Lunedì 3 Giugno 2024, ore 17, presso la Sala Conferenze dell’Accademia delle Scienze di Ferrara in via del Gregorio, 13 (Piazza Ariostea) a Ferrara


Sarà consentito seguire l’evento in presenza, fino a esaurimento dei posti disponibili o in collegamento streaming al seguente link: https://youtube.com/live/Swn3Bz6Cuws?feature=share


La seduta è aperta a tutta la cittadinanza interessata all’evento


  • Saluto del Presidente dell’Accademia delle Scienze di Ferrara, Prof. PIER ANDREA BOREA (Professore Onorario dell’Università di Ferrara)
  • Il relatore sarà presentato dal Prof. FILIPPO FRONTERA (Professore Emerito dell’Università di Ferrara, Astrofisico e Commendatore dell’ordine al merito della Repubblica Italiana), la seduta sarà tenuta dal PROF. GIANNI ZAMORANI (Astronomo ordinario at INAF Bologna Astronomical Observatory, Director of the INAF Bologna Astronomical Observatory.

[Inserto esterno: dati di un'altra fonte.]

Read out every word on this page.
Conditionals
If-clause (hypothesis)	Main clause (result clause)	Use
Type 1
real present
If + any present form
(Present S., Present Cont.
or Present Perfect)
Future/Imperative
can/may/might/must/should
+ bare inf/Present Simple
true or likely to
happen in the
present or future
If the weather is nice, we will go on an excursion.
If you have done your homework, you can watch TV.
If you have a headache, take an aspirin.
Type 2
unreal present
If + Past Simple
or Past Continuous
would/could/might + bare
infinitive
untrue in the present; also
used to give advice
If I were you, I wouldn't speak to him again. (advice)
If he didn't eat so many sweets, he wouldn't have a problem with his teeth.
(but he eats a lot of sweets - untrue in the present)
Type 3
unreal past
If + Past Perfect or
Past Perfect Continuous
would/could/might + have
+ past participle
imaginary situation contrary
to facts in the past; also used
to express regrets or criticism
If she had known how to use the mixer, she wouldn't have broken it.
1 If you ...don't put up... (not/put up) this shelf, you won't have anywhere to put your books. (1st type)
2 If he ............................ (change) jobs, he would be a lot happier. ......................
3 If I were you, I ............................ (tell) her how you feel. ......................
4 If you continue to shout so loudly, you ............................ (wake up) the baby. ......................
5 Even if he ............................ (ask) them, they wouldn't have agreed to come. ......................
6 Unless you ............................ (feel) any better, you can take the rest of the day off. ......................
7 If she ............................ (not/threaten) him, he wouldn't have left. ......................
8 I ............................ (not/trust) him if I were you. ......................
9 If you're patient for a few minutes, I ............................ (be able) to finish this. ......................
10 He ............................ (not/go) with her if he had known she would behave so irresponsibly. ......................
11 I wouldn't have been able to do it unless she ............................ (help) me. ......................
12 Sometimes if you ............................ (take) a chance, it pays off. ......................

Presently: Associate Researcher at INAF-OAS Bologna, Accademico dei Lincei) che svolgerà una relazione sul tema: Il Telescopio Spaziale James Webb: una rivoluzione dal sistema solare alle galassie più lontane.
  • Sarà inoltre conferita, al socio onorario Prof. Gianni Zamorani, la medaglia del Nummus Aureus per i riconoscimenti accademici.

Abstract

Il telescopio spaziale James Webb è stato lanciato il giorno di Natale del 2021. Con il suo specchio di 6 metri di diametro (circa 2,5 volte il diametro del telescopio spaziale Hubble) e con la sua sensibilità in un intervallo di lunghezze d’onda diverso da quello di Hubble (nell’infrarosso invece che nel visibile) il telescopio James Webb sta ottenendo dati rivoluzionari per tutti i campi dell’astronomia, dagli oggetti più vicini, come i pianeti del sistema solare, fino alle galassie più lontane, mai viste prima, quando l’Universo, che oggi ha un’età di 13,7 miliardi di anni, era nella sua infanzia (circa 400 milioni di anni).

In questa conferenza presenterò brevemente qualcuno dei risultati più interessanti ottenuti da James Webb fino ad oggi, mostrando come, in qualche caso, questi dati stiano portando gli astronomi a rivedere in modo significativo idee e modelli che prima del lancio di James Webb sembravano invece ben consolidati.